Penses-tu me pouvoir étonner tandis que j'aurai Jésus-Christ à côté
de moi ?
Alors le diable s'enfuit comme un
tourbillon, criant : Attends un peu, Martinien, je te
renverserai, je t'abattrai, et je te chasserai honteusement de ta
cellule : j'en trouverai bien le moyen, quelque confiance que tu
aies en celui que tu dis. Martinien demeura vingt-cinq ans en
cette solitude, y vivant non pas en homme, mais comme un ange.
Une fois, comme
quelques-uns parlaient en la ville de Césarée avec beaucoup
d'admiration de la vie plus divine qu'humaine qu'il menait, une
belle et effrontée courtisane, nommée Zoé, s'approcha d'eux, et par
instigation du diable, auquel elle servait d'appât, commença à se
moquer de ce que les autres disaient, leur voulant faire croire que
Martinien était un sauvage qui s'était retiré en cette solitude, et
qu'il ne fallait pas s'étonner s'il était chaste, puisqu'il ne
voyait jamais de femme : mais que si elle lui avait parlé avec tous
ses attraits, et qu'il y résistât, à cette heure-là ils le
pourraient tenir pour un homme saint et constant.

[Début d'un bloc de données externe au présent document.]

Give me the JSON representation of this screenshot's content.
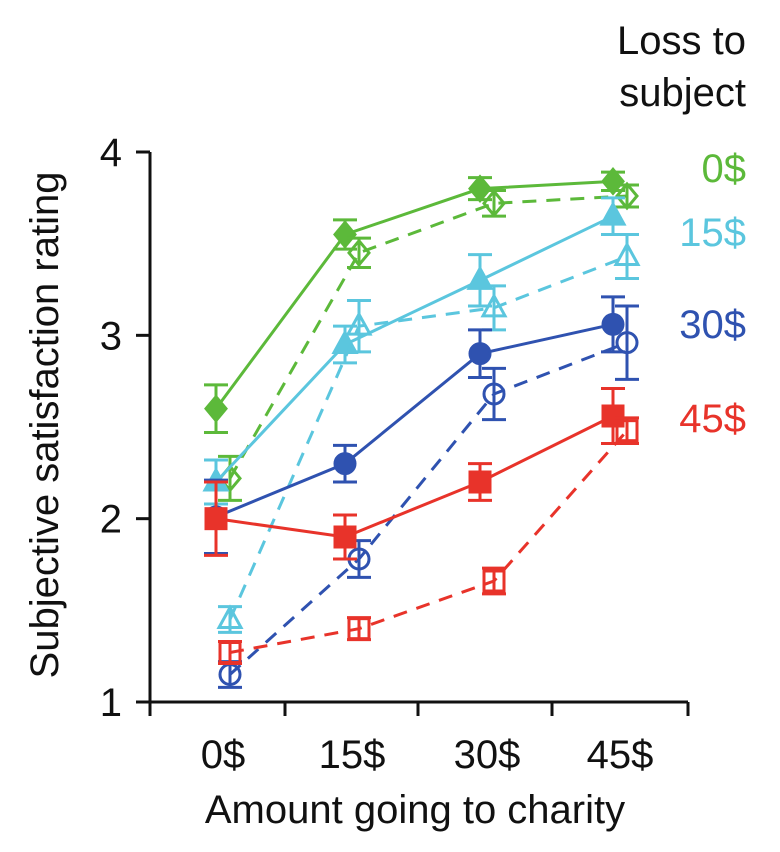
{
  "chart_data": {
    "type": "line",
    "xlabel": "Amount going to charity",
    "ylabel": "Subjective satisfaction rating",
    "categories": [
      "0$",
      "15$",
      "30$",
      "45$"
    ],
    "ylim": [
      1,
      4
    ],
    "yticks": [
      1,
      2,
      3,
      4
    ],
    "grid": false,
    "legend": {
      "title": [
        "Loss to",
        "subject"
      ],
      "placement": "top-right",
      "entries": [
        "0$",
        "15$",
        "30$",
        "45$"
      ]
    },
    "series": [
      {
        "name": "0$",
        "color": "#5cb93a",
        "marker": "diamond",
        "style": "solid",
        "values": [
          2.6,
          3.55,
          3.8,
          3.84
        ],
        "errors": [
          0.13,
          0.08,
          0.06,
          0.05
        ]
      },
      {
        "name": "0$",
        "color": "#5cb93a",
        "marker": "diamond",
        "style": "dashed",
        "values": [
          2.22,
          3.45,
          3.72,
          3.76
        ],
        "errors": [
          0.12,
          0.08,
          0.07,
          0.06
        ]
      },
      {
        "name": "15$",
        "color": "#5bc6de",
        "marker": "triangle",
        "style": "solid",
        "values": [
          2.2,
          2.95,
          3.3,
          3.65
        ],
        "errors": [
          0.12,
          0.1,
          0.14,
          0.1
        ]
      },
      {
        "name": "15$",
        "color": "#5bc6de",
        "marker": "triangle",
        "style": "dashed",
        "values": [
          1.45,
          3.05,
          3.15,
          3.43
        ],
        "errors": [
          0.07,
          0.14,
          0.12,
          0.12
        ]
      },
      {
        "name": "30$",
        "color": "#2f52b0",
        "marker": "circle",
        "style": "solid",
        "values": [
          2.01,
          2.3,
          2.9,
          3.06
        ],
        "errors": [
          0.2,
          0.1,
          0.13,
          0.15
        ]
      },
      {
        "name": "30$",
        "color": "#2f52b0",
        "marker": "circle",
        "style": "dashed",
        "values": [
          1.15,
          1.78,
          2.68,
          2.96
        ],
        "errors": [
          0.07,
          0.1,
          0.14,
          0.2
        ]
      },
      {
        "name": "45$",
        "color": "#e8332a",
        "marker": "square",
        "style": "solid",
        "values": [
          2.0,
          1.9,
          2.2,
          2.56
        ],
        "errors": [
          0.2,
          0.12,
          0.1,
          0.15
        ]
      },
      {
        "name": "45$",
        "color": "#e8332a",
        "marker": "square",
        "style": "dashed",
        "values": [
          1.27,
          1.4,
          1.66,
          2.48
        ],
        "errors": [
          0.06,
          0.06,
          0.07,
          0.07
        ]
      }
    ]
  }
}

Pour le faire
court cette méchante femme complota avec eux d'aller au désert
attaquer Martinien, et que si elle ne le corrompait, ils la tinssent
pour une moqueuse : mais au cas qu'elle en vînt à bout, qu'ils la
payeraient bien de sa peine.
Dans quel abîme de maux
ne se précipite pas l'âme d'une femme lascive et effrontée !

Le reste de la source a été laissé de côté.